Dobbs made a passing grade in every way

By Steve Williams

If you haven’t read Joshua Dobbs’ “Goodbye, Tennessee” on The Players’ Tribune yet, be sure you do. It tells you a lot about Dobbs the person as much as Dobbs the quarterback, and also how much he thinks of the University of Tennessee and its football program as well as its fans.

One of the first things I thought of after reading it was what a wonderful job Stephanie and Robert Dobbs did of raising Josh. In his well written piece, I learned even more about the outstanding young man that he is. I certainly see him being a great ambassador for UT and the Vols for years to come.

I could never understand some fans’ criticism of Dobbs as a quarterback.
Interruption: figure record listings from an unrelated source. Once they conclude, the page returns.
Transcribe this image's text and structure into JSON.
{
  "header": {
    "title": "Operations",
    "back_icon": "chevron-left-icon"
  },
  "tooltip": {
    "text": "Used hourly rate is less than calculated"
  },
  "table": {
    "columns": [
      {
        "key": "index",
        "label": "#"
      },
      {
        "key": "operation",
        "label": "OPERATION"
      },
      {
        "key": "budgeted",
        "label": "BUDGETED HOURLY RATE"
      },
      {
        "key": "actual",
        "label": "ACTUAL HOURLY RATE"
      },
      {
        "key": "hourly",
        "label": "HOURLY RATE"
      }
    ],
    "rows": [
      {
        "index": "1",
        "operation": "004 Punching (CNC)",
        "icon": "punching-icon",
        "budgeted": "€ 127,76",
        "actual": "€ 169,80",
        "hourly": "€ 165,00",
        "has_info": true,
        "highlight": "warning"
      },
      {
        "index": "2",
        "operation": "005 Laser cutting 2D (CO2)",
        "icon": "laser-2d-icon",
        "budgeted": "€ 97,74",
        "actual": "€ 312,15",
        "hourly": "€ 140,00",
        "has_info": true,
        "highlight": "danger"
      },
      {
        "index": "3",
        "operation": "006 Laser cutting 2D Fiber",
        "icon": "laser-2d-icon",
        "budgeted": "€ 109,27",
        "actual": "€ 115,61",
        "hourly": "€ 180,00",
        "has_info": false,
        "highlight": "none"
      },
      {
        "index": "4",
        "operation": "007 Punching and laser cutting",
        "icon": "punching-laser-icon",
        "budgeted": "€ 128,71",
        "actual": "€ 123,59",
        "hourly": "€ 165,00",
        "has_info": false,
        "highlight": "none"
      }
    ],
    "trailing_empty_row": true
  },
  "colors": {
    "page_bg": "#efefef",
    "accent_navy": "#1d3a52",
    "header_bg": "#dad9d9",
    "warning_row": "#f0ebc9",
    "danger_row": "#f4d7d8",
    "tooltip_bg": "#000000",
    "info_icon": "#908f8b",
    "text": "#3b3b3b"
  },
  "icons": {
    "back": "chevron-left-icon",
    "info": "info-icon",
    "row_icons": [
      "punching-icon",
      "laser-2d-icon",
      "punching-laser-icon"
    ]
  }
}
True, he wasn’t one of the Vols’ all-time passing greats, but I thought he was a better passer than what a lot of folks thought of him. And isn’t it funny that the one play Tennessee fans will probably remember and cherish most about Dobbs was that Hail Mary pass Between the Hedges to beat Georgia with no time left on the clock this past season.

“I saw the ref’s arms go straight up,” wrote Dobbs. The reaction of the Tennessee faithful in the stands said it all.

“We were surrounded by 90,000 Georgia fans, but the only sound in the stadium was of Vols fans singing ‘Rocky Top’.”

When I look at his passing numbers over his career and his senior season, they look pretty good to me. He completed 61.5 percent of 999 career attempts and almost had a 2 to 1 ratio (53-29) in touchdowns and interceptions. As a senior, he completed 63 percent of his passes for an average of 226.6 yards per game, with 27 TDs and 12 INTs.

As for running the ball and creating excitement, I would rank Dobbs second behind Condredge Holloway, The Artful Dodger from 1972-74. Josh ran for 32 touchdowns in his career and averaged 4.9 yards per carry.

In addition to his skills, Dobbs appeared to be a true team leader and 100 percent loyal to his head coach throughout his career and in the toughest of times.

It’s too bad Dobbs and the Vols didn’t win the SEC East and make it to Atlanta and the conference championship game against Alabama, as they had been predicted to do. I’d think Josh would have had many, many friends from his nearby stomping grounds of Alpharetta in the Goergia Dome that day rooting him on.

But Dobbs and his class did do a lot to help put the Tennessee football program back on track and in contention once again.

“It’s been a thrilling ride, with some ups and some downs,” wrote Josh. “And I’m sad it’s coming to an end – like any kid on his favorite roller coaster.”

There are so many other things to admire about Dobbs. While he was the 2016 Athlon SEC Offensive Player of the Year, I’m just as impressed, if not more, with his academic accomplishments as an aerospace engineering major. If he just hadn’t studied so much the week before the South Carolina game. I’m just kidding, of course.

Josh’s community service in Knoxville and Gatlinburg and throughout the area, his willingness to sign countless autographs, the time he took to visit youngsters with serious health issues, the way he represented his football program and university – there’s just so much to appreciate about this young man.

I’ll certainly be pulling for him as he chases a dream to play in the NFL. I’ll be interested in following his path after football, too.

“Whatever the next chapter of my life may hold in store,” wrote Dobbs, “I’m committed to being a positive influence in my community and to those around me – and hopefully continuing to make Tennessee proud.”

Goodbye Josh and best wishes. The pleasure’s been all mine.